H. Turner Syndrome or any other chromosomal aneuploidy I. Congenital heart disease which places the subject at increased risk of an adverse cardiac outcome in the setting of hypotension including but not limited to: hypertrophic cardiomyopathy, aortic stenosis with peak gradient >50mmHg, severe aortic regurgitation (defined as pressure half time >500ms by echocardiogram), coronary insufficiency, or any anatomy with a need for an afterload reducing agent. Any patient with baseline abnormalities on echocardiogram will be reviewed with a pediatric cardiologist for appropriateness for inclusion in the study.
- Malnutrition - Defined as a BMI <5th percentile (CDC growth charts)
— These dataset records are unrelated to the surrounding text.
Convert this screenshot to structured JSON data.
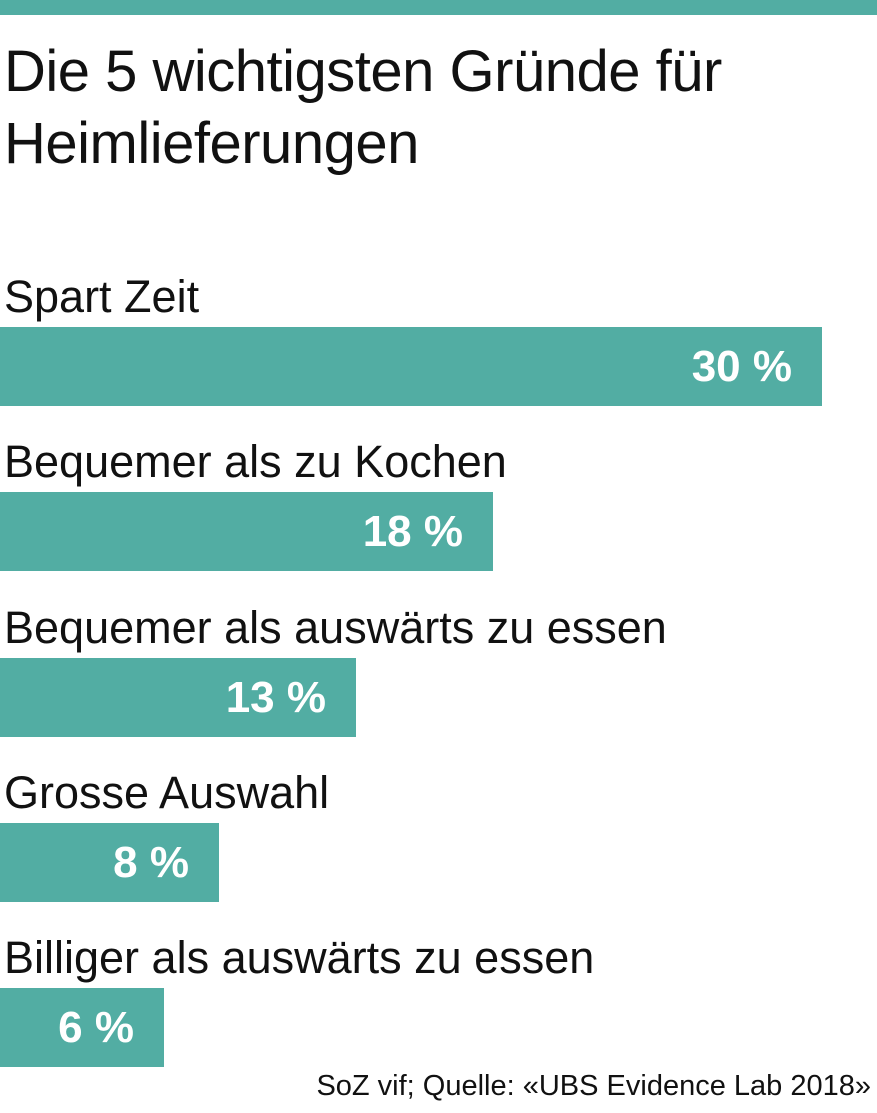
{
  "colors": {
    "accent": "#52ada3",
    "text": "#111111"
  },
  "chart_data": {
    "type": "bar",
    "orientation": "horizontal",
    "title": "Die 5 wichtigsten Gründe für Heimlieferungen",
    "categories": [
      "Spart Zeit",
      "Bequemer als zu Kochen",
      "Bequemer als auswärts zu essen",
      "Grosse Auswahl",
      "Billiger als auswärts zu essen"
    ],
    "values": [
      30,
      18,
      13,
      8,
      6
    ],
    "value_labels": [
      "30 %",
      "18 %",
      "13 %",
      "8 %",
      "6 %"
    ],
    "unit": "%",
    "grid": false,
    "source": "SoZ vif; Quelle: «UBS Evidence Lab 2018»"
  }
}
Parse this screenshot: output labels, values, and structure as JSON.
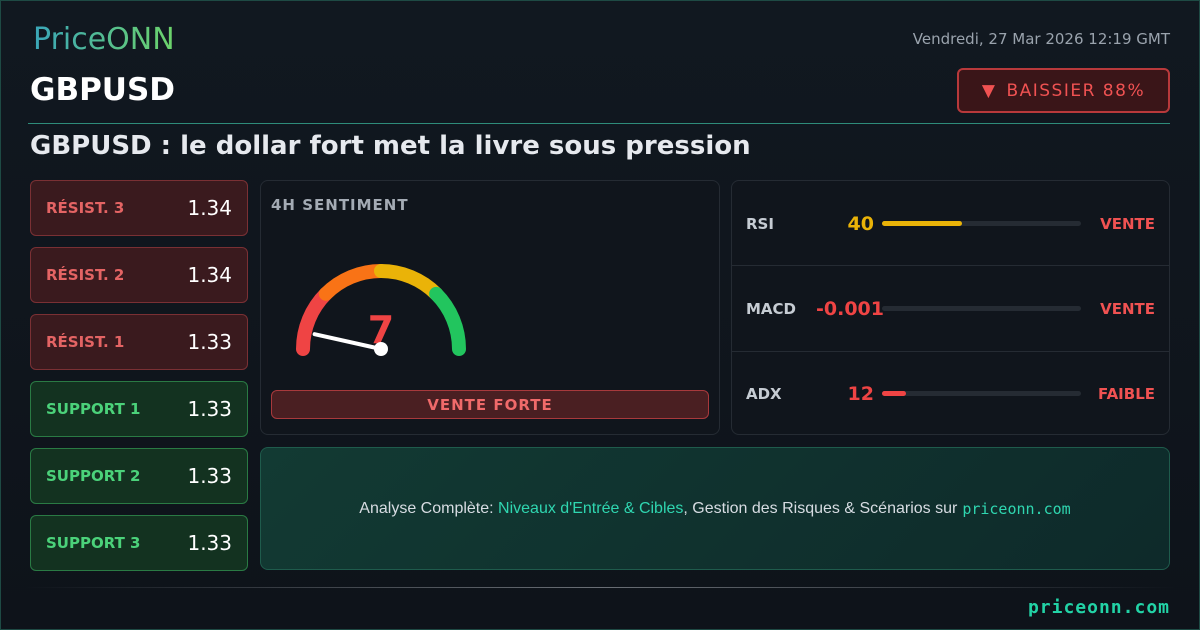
{
  "brand": {
    "logo": "PriceONN",
    "footer": "priceonn.com"
  },
  "symbol": "GBPUSD",
  "date": "Vendredi, 27 Mar 2026 12:19 GMT",
  "badge": {
    "icon": "triangle-down-icon",
    "label": "BAISSIER 88%"
  },
  "headline": "GBPUSD : le dollar fort met la livre sous pression",
  "levels": [
    {
      "label": "RÉSIST. 3",
      "value": "1.34",
      "type": "resistance"
    },
    {
      "label": "RÉSIST. 2",
      "value": "1.34",
      "type": "resistance"
    },
    {
      "label": "RÉSIST. 1",
      "value": "1.33",
      "type": "resistance"
    },
    {
      "label": "SUPPORT 1",
      "value": "1.33",
      "type": "support"
    },
    {
      "label": "SUPPORT 2",
      "value": "1.33",
      "type": "support"
    },
    {
      "label": "SUPPORT 3",
      "value": "1.33",
      "type": "support"
    }
  ],
  "sentiment": {
    "title": "4H SENTIMENT",
    "value": "7",
    "gauge_fraction": 0.07,
    "label": "VENTE FORTE",
    "colors": [
      "#ef4444",
      "#f97316",
      "#eab308",
      "#22c55e"
    ]
  },
  "indicators": [
    {
      "name": "RSI",
      "value": "40",
      "signal": "VENTE",
      "fill_fraction": 0.4,
      "color": "#eab308",
      "signal_color": "#f05252"
    },
    {
      "name": "MACD",
      "value": "-0.001",
      "signal": "VENTE",
      "fill_fraction": 0,
      "color": "#ef4444",
      "signal_color": "#f05252"
    },
    {
      "name": "ADX",
      "value": "12",
      "signal": "FAIBLE",
      "fill_fraction": 0.12,
      "color": "#ef4444",
      "signal_color": "#f05252"
    }
  ],
  "cta": {
    "prefix": "Analyse Complète: ",
    "highlight": "Niveaux d'Entrée & Cibles",
    "suffix": ", Gestion des Risques & Scénarios sur",
    "site": "priceonn.com"
  }
}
- Any clinically significant abnormality on screening tests as determined by the principal investigator. Abnormal screening labs may be repeated during the 6 month observation period prior to Day 1. If they return to normal or non-clinically significant deviations per the PI's determination, the subject may proceed with the study.
- Known or suspected allergy to trial medication, excipients, or related products
- The receipt of any investigational drug within 90 days prior to this trial
Sites / Locations
- Children's National HospitalRecruiting
Arms of the Study
Arm 1
Experimental
Genetic Short Stature
Vosoritide, also known as BMN 111 or modified recombinant human C-type natriuretic peptide (CNP), is a 39-amino-acid peptide analog that includes the 37 C-terminal amino acids of the human CNP53 sequence plus the addition of 2 amino acids (Pro-Gly) on the N-terminus. This structural modification conveys resistance to neutral endopeptidase (NEP) degradation, resulting in prolonged half-life (t1/2) in comparison to endogenous CNP. This increase in t1/2 allows once daily subcutaneous (SC) administration. Vosoritide will be administered as a single 15 μg/kg subcutaneous injection given daily for 12 months.